Since, we need to access 2 services via APIs, we’ll create a function that will fetch our API keys (tokens) from a separate json file. The purpose of this is so we don’t reveal these tokens in our code in case you want to share it with others.

ROOT = os.path.dirname(__file__)

def get_token(token_name):
    with open(os.path.join(ROOT, 'auth.json'), 'r') as auth_file:
        auth_data = json.load(auth_file)
        token = auth_data[token_name]
        return token

Making Stability AI powered functionality

Okay, now we’ll setup an instance of Stability AI client, for which we need to define a host, API key, and name of the stable diffusion model.

os.environ['STABILITY_HOST'] = 'grpc.stability.ai:443'
os.environ['STABILITY_KEY'] = get_token('stabilityai-token')

stability_api = client.StabilityInference(
    key=os.environ['STABILITY_KEY'],
    verbose=True,
    engine='stable-diffusion-xl-1024-v1-0'
)

Great! With this, our stable diffusion model is ready to use. Next thing on our list is creating an image generation cog for our Discord bot. Inside it, we’ll define a function for a hybrid command that will take a prompt of arbitrary length.
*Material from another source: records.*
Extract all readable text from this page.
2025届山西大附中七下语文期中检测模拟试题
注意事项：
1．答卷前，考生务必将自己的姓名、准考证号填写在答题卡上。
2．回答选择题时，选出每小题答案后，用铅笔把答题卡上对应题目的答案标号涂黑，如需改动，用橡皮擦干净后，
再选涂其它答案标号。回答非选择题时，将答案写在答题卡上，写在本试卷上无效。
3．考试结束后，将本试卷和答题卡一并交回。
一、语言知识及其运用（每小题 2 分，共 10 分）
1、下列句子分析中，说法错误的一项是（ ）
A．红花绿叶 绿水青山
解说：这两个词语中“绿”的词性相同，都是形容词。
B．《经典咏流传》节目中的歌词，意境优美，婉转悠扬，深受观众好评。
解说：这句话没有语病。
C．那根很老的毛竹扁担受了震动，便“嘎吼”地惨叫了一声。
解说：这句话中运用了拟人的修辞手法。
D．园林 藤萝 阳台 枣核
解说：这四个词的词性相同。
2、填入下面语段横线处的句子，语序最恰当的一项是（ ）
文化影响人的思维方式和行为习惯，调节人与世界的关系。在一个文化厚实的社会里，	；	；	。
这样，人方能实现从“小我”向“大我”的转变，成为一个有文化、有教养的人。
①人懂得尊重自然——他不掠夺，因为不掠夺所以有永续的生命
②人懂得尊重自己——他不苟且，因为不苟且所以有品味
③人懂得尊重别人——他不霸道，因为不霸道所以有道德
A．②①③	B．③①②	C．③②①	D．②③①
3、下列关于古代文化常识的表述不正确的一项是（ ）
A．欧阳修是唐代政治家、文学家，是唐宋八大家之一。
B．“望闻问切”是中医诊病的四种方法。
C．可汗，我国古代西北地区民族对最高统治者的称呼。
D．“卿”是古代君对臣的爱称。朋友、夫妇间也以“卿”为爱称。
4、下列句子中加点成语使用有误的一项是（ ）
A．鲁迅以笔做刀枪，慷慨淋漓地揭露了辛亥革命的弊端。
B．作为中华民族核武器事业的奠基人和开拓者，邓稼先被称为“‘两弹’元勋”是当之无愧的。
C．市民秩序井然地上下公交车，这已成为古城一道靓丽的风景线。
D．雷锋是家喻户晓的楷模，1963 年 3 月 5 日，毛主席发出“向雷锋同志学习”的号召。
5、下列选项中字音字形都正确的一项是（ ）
Furthermore, we’re going to check out the settings for the image generation model, and explain how each parameter influences the generation. Additionally, the following code will save the generated image and post it in the Discord channel.

class ImageGenCog(commands.Cog):
    def __init__(self, bot):
        self.bot = bot
    
    @commands.hybrid_command(name='imagine')
    async def imagine(self, ctx, *, prompt):
        async with ctx.typing():
            answers = stability_api.generate(
                prompt=prompt,
                width=1024,
                height=768,
                seed=42,
                steps=50,
                cfg_scale=8.0,
                samples=1, # number of images to generate
                sampler=generation.SAMPLER_K_DPMPP_2M,
                style_preset='3d-model',
            )
    
            img_path = os.path.join(ROOT, 'data', 'generated_images', 'generated.png')
            for resp in answers:
                for artifact in resp.artifacts:
                    if artifact.type == generation.ARTIFACT_IMAGE:
                        img = Image.open(io.BytesIO(artifact.binary))
                        img.save(img_path)
            
            await ctx.send(file=discord.File(img_path))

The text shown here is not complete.